Le vent de la 5e République souffle sur le Gabon avec une promesse de renouveau. Mais derrière les discours d’inclusion et de rupture, une tendance interroge : les anciens candidats à l’élection présidentielle, pourtant non élus, sont peu à peu intégrés dans les arcanes du pouvoir. Simple reconnaissance républicaine ou stratégie d’absorption silencieuse ?
En l’espace d’une semaine, deux figures jusque-là considérées comme « outsiders » ont fait leur entrée dans les hautes sphères de l’État. Zenaba Chaning Gninga, seule femme candidate au scrutin présidentiel du 12 avril, a été nommée ministre de l’Entrepreneuriat, du Commerce et des PMI/PME. Une ascension fulgurante pour une personnalité peu connue du grand public, saluée par certains comme une ouverture symbolique… mais questionnée par d’autres comme un signal politique bien calculé.
Quelques jours plus tard, Alain Simplice Boungoueres, également candidat, est propulsé conseiller spécial à la présidence de la République, en charge des travaux publics. Deux nominations, deux trajectoires, mais une seule question : à qui le tour ?
De la compétition électorale à la cooptation ?
Ce glissement progressif d’anciens prétendants vers des fonctions stratégiques réveille les interrogations sur le sens même de la compétition démocratique. S’il suffit d’être candidat pour espérer une nomination, que devient la sincérité de l’engagement politique ? L’élection ne doit-elle pas être un exercice de conviction et non un entretien déguisé pour un futur poste ?
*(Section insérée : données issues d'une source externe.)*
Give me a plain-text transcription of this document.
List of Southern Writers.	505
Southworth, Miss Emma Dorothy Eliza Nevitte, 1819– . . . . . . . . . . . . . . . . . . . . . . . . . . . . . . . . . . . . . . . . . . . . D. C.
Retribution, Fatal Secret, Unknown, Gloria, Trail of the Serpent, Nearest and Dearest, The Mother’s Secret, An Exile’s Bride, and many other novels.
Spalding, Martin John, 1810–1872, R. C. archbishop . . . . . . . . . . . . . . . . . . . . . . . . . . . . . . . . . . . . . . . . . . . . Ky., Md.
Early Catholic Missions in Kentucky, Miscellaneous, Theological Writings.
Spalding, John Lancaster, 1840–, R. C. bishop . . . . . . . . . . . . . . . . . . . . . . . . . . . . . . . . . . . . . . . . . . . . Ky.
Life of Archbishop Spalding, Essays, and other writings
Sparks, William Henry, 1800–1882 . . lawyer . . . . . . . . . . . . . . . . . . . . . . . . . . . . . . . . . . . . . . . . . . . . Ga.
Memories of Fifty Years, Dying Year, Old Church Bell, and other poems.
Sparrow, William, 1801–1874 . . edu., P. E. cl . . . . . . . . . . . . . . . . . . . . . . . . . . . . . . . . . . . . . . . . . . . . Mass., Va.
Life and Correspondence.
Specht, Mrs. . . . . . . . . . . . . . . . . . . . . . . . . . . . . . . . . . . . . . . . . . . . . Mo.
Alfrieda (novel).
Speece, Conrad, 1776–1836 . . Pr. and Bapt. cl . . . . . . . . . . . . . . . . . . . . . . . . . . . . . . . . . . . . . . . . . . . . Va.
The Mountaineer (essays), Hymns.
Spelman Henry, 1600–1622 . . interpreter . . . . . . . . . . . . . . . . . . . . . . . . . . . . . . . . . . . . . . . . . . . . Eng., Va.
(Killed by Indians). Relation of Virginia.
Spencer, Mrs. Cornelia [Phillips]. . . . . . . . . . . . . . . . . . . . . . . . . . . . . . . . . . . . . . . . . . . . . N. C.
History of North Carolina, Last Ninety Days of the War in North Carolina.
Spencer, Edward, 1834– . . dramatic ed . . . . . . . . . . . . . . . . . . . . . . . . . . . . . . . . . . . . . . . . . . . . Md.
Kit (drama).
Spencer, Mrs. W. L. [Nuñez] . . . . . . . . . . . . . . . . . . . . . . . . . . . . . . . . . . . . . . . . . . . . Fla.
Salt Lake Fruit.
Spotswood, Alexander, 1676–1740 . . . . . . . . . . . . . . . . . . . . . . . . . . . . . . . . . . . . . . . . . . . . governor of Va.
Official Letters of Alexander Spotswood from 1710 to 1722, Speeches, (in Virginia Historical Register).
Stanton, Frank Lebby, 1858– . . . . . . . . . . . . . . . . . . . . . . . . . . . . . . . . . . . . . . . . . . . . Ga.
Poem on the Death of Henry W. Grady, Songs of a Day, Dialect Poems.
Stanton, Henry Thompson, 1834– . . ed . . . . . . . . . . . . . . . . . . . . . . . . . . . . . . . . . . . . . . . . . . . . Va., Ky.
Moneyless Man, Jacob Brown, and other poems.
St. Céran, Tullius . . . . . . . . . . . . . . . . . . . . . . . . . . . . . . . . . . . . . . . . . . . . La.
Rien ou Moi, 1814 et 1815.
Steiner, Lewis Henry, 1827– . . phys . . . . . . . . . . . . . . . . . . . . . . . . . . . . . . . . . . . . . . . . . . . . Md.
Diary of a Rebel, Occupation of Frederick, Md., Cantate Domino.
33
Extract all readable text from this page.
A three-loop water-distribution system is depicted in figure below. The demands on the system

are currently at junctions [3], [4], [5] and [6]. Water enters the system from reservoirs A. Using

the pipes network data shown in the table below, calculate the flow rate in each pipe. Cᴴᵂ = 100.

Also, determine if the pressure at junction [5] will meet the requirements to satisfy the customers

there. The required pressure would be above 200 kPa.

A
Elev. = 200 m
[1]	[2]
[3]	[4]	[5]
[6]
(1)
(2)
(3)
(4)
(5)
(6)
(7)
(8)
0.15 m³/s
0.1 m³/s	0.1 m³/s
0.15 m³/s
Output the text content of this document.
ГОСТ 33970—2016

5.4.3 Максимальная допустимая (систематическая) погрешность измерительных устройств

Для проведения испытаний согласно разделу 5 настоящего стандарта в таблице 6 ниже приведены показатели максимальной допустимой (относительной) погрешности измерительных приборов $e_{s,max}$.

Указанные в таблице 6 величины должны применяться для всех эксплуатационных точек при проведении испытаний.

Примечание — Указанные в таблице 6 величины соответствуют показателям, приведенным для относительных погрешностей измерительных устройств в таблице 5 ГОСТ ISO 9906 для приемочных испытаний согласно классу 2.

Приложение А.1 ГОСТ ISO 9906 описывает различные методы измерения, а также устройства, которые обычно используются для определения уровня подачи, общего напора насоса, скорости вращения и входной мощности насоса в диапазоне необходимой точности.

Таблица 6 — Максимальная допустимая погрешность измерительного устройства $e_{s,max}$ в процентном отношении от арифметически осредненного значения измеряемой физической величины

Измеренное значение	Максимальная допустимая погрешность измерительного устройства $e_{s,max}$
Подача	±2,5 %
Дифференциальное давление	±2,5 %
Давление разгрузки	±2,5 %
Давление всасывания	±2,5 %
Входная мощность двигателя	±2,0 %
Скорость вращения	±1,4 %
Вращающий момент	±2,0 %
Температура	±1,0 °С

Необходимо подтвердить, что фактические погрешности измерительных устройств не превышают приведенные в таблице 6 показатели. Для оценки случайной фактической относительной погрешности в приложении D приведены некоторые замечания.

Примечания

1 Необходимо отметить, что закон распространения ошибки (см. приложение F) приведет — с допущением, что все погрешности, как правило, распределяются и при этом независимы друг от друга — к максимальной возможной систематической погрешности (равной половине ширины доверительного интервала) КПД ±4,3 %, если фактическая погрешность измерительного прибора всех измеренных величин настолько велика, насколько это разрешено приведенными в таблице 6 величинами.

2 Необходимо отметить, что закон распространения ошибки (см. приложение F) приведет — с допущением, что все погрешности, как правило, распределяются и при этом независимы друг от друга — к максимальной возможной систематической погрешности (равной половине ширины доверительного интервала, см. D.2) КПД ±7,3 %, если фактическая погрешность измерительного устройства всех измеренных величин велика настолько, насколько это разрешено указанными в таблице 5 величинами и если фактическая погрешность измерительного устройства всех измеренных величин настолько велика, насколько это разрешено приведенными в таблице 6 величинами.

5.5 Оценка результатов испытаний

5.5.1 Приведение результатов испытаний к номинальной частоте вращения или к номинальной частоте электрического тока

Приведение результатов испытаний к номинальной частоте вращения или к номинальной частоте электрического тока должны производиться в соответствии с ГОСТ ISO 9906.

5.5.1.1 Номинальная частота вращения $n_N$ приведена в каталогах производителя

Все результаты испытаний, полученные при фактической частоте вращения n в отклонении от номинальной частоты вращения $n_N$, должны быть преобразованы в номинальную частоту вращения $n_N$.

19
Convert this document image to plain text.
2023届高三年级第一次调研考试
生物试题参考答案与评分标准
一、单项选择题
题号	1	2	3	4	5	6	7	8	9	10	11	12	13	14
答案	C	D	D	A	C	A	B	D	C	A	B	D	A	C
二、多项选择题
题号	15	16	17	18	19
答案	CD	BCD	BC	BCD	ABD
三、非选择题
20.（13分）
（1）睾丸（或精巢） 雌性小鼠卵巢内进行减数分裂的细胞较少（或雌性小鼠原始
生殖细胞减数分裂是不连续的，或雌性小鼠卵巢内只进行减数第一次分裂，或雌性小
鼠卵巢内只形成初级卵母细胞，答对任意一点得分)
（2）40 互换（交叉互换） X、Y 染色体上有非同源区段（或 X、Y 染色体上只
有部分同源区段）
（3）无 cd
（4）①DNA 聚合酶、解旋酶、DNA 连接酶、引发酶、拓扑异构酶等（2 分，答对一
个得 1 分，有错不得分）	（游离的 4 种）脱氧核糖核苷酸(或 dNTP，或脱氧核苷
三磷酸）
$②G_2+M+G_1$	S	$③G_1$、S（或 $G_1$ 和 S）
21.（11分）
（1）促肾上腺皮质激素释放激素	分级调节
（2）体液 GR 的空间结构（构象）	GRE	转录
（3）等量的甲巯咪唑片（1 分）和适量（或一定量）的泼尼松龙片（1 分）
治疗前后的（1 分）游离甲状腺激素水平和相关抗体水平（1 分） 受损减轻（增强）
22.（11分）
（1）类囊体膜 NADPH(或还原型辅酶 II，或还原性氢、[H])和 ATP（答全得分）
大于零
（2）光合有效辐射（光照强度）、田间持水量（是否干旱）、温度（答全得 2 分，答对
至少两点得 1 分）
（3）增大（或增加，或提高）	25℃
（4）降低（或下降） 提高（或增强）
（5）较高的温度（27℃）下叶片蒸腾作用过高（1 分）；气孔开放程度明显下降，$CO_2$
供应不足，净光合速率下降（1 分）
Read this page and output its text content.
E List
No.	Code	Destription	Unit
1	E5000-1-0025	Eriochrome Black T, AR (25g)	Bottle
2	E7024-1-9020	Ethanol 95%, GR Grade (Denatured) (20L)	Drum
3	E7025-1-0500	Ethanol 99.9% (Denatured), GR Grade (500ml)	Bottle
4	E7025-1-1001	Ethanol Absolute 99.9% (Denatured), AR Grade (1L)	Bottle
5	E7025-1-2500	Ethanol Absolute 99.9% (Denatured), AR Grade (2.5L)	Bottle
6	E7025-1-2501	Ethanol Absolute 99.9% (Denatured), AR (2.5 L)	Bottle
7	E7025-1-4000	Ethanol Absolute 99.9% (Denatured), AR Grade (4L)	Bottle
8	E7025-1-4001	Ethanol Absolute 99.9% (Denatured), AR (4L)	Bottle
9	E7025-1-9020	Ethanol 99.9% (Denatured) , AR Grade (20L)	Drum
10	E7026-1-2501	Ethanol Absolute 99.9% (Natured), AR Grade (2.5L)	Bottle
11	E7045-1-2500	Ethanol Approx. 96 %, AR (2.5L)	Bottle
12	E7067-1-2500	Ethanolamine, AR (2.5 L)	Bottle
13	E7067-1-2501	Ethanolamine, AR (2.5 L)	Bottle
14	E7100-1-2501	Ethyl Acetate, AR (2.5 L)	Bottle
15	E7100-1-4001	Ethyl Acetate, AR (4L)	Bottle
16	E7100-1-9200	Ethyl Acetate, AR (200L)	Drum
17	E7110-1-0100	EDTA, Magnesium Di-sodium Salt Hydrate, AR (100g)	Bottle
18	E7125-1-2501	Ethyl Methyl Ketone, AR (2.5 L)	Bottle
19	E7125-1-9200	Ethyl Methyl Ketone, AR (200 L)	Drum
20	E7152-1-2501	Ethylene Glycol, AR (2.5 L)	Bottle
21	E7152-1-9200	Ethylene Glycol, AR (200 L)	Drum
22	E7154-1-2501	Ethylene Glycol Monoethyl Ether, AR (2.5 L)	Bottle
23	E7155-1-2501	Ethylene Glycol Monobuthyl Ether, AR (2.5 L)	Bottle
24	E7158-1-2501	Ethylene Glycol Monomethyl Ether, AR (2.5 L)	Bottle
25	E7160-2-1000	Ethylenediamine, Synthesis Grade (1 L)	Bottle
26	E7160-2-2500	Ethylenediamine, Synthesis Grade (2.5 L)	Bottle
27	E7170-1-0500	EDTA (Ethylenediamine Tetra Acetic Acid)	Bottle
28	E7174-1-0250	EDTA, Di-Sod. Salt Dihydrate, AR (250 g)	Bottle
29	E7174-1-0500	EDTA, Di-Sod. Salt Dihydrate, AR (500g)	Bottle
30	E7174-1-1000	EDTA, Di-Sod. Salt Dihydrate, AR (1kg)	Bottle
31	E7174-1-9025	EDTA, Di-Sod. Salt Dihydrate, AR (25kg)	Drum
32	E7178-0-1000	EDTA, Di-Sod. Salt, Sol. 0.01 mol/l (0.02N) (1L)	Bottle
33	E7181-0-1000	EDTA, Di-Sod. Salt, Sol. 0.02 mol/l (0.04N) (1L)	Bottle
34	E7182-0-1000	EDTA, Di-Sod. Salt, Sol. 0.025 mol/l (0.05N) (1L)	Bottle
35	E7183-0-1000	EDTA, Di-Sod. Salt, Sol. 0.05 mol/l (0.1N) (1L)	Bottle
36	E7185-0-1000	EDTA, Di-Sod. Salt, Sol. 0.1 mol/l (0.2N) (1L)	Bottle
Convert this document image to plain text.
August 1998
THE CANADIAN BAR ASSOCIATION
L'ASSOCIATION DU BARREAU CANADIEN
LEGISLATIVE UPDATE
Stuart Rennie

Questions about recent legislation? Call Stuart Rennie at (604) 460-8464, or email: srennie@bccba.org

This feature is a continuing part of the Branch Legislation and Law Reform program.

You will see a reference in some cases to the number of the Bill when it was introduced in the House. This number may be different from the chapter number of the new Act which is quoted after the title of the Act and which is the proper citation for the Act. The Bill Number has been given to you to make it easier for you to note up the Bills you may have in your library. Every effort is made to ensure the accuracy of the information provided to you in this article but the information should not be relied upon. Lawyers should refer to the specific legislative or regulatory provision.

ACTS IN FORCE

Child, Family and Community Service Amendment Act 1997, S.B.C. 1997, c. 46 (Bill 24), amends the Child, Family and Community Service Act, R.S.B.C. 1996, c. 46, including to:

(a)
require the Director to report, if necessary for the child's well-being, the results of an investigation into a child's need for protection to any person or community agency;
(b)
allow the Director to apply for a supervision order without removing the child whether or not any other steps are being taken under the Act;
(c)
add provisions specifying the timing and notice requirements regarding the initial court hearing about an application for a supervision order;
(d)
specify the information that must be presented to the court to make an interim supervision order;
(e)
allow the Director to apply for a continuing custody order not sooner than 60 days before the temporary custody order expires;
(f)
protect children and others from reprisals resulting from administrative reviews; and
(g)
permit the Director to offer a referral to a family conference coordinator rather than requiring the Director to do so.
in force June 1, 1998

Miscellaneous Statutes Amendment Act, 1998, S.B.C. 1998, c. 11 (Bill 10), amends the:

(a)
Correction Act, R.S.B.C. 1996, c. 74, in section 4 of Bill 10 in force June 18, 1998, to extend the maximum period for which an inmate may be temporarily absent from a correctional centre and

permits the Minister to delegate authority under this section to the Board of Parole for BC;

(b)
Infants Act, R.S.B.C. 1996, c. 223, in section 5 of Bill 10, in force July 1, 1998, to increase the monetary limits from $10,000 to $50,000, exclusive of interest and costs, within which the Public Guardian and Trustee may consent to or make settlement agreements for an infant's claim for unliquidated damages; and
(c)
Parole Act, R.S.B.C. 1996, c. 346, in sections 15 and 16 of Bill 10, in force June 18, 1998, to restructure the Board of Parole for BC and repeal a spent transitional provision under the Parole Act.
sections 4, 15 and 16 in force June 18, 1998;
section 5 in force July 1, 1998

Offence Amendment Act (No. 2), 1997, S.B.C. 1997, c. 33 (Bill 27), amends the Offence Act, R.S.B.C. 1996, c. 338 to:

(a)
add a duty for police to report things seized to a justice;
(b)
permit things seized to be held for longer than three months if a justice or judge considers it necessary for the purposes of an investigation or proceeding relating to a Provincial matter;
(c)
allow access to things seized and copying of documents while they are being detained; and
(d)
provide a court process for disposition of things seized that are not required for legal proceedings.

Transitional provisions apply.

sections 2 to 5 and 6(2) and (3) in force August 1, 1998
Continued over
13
Alors que cinq autres candidats à la présidentielle attendent encore dans l’ombre, le Gabon semble jouer une partition connue : celle du recyclage politique. Une manœuvre habile, certes, pour désamorcer la critique et élargir la base du pouvoir, mais à quel prix ? Celui, peut-être, de l’effacement progressif de l’opposition et de la dilution du pluralisme.
Inclusion ou clientélisme 2.0 ?
Le président Brice Clotaire Oligui Nguema, artisan de cette nouvelle transition, est désormais observé à la loupe. Chaque nomination devient un révélateur d’intention. S’agit-il d’élargir réellement le champ de la gouvernance en intégrant des profils nouveaux et engagés ? Ou d’instrumentaliser l’élection présidentielle comme une étape formelle, sans véritable enjeu, dans un processus de reconduction des élites par d’autres moyens ?
Le risque est clair : transformer la présidentielle en vitrine, puis convertir les candidats malheureux en collaborateurs dociles. Un scénario qui rappellerait fâcheusement les pratiques de l’ancien régime, maquillées cette fois sous les oripeaux du changement.
Et maintenant ?
Les prochaines semaines seront décisives. Si d’autres anciens candidats sont appelés à rejoindre le cercle du pouvoir, alors l’élection présidentielle d’avril 2025 pourrait être relue non pas comme un affrontement d’idées… mais comme une procédure d’intégration politique camouflée.
Le Gabon est-il en train d’écrire une nouvelle page de son histoire ou simplement de tourner les mêmes feuilles avec une nouvelle plume ? La réponse se dessinera nomination après nomination. Et le peuple, lui, reste en attente de véritables actes de rupture, et non de gestes cosmétiques.